日本でも人口減少・高齢化が進むなど、食料を巡る環境がこの20数年で激変しています。
なぜ「食料安全保障」が大事なのか?
(高松)このような状況の中で日本はどうすればいいか。国内で消費される食料に対する国内生産の割合を示す「食料自給率」が、日本は2022年度、カロリーベース換算で38%でした。政府は2030年度までにこれを45%まで引き上げる目標を掲げていますが、なかなか厳しい状況です。
日本の食料自給率は世界的に見ても低いです。農業国と言われる欧米の国は、食料分野が輸出超過になっているので、当然食料を自前で確保できます。食料自給率は何を意味しているかと言うと、何か不測の事態があったときに、自国の生産物で食料の確保が成り立つかということです。日本は石油や天然ガスなどエネルギーを輸入に頼っていますし、農産物を含めて食料も輸入が多いというのは、安全保障的にも良くない状況です。

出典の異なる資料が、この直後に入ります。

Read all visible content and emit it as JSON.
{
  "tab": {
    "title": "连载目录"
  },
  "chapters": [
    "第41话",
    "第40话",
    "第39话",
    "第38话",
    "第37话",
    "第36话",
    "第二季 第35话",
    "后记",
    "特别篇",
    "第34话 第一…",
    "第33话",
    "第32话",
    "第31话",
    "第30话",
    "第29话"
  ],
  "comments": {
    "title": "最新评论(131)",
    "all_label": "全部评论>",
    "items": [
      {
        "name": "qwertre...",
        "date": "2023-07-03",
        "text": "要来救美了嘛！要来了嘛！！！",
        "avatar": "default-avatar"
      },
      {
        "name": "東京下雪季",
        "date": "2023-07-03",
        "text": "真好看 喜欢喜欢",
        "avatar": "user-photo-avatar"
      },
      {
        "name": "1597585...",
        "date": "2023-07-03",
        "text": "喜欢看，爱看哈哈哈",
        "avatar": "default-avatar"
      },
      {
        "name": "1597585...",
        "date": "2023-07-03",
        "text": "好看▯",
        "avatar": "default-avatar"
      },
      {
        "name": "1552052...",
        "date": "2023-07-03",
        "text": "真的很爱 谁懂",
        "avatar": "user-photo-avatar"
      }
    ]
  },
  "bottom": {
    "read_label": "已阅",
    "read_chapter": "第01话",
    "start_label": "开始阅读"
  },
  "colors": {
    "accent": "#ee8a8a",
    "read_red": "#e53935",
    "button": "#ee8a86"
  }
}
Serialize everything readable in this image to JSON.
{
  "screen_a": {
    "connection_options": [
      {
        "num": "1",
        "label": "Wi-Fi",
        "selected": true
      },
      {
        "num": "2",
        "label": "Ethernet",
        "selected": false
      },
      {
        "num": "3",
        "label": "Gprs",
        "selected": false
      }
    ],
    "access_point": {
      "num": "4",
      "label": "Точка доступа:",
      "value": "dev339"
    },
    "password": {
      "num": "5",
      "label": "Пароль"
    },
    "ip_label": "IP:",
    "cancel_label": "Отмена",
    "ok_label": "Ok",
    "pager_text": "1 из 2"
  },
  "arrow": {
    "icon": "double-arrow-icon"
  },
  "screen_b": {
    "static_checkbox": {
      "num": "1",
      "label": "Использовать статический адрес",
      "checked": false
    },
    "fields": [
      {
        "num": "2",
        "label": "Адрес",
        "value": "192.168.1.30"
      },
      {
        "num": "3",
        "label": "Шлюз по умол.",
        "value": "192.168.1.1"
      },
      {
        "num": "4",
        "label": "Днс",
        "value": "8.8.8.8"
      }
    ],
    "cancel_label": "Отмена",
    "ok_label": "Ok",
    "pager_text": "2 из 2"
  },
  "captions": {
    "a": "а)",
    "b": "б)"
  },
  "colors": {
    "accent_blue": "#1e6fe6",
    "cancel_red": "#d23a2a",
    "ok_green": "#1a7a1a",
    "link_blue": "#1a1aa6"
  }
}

(山田)なるほど。何かというのは戦争だったり大きな災害だったりということですね。
(高松)特に災害ですね。「食料安全保障」というと難しく聞こえますが、簡単な話です。国は今回、「良質な食料が合理的な価格で安定的に供給される状態」を目指すことを改めて定義し、食料全般をどのように確保して国民生活を安定させていくかということを考えるために法律を改正したということです。これが今後の農業振興と食料自給を考える上での大前提となる話です。
日本国内の農業に目を向けると、農家が減っていて高齢化も進んでいるという現状があります。これをどうするかということを考えなければいけないということです。一方で、農業は先進技術の導入や輸出を進めれば成長産業になるという議論もあります。日本の農産物はアニメなどと同様に、海外にファンが多いんです。
状況としては先細っているけど、そこを先進技術の導入と輸出産業化でどのようにもり立てていくかをまずは考えていきましょうという話になっています。厳しい現実と夢のある話という2つの側面があります。
静岡県の農家は約5万戸あると言われています。農業産出額は約2000億円。お茶やミカンのほか、イチゴ、メロン、ワサビ、花卉など伝統的な農産物がありますし、シイタケなども有名ですよね。ほかにも、畜産物や、マグロ、カツオといった魚介類などさまざまな分野の農林水産物がそろっています。
全般的に見れば農家の高齢化は進んでいて、全国的に7割ぐらいが高齢者だと言われています。国の基本を担う非常に重要な産業であるにもかかわらず、人数もこの20数年の間に国全体で半分ほどに減ってしまっています。
(山田)半分⁉
(高松)日本国内の基幹的農業従事者は現在、約110万人いますが、20年で半分ほどになっています。ただ、小規模農家が減っている一方で、大規模化や企業化が進んでいるので生産額が半分に減っているわけではありません。それでも、自分の周りを見渡したときに、農業に携わっている人は体感的にも減っているのは間違いありません。農業従事者が大幅に減っているというのは大きな問題の一つとしてあります。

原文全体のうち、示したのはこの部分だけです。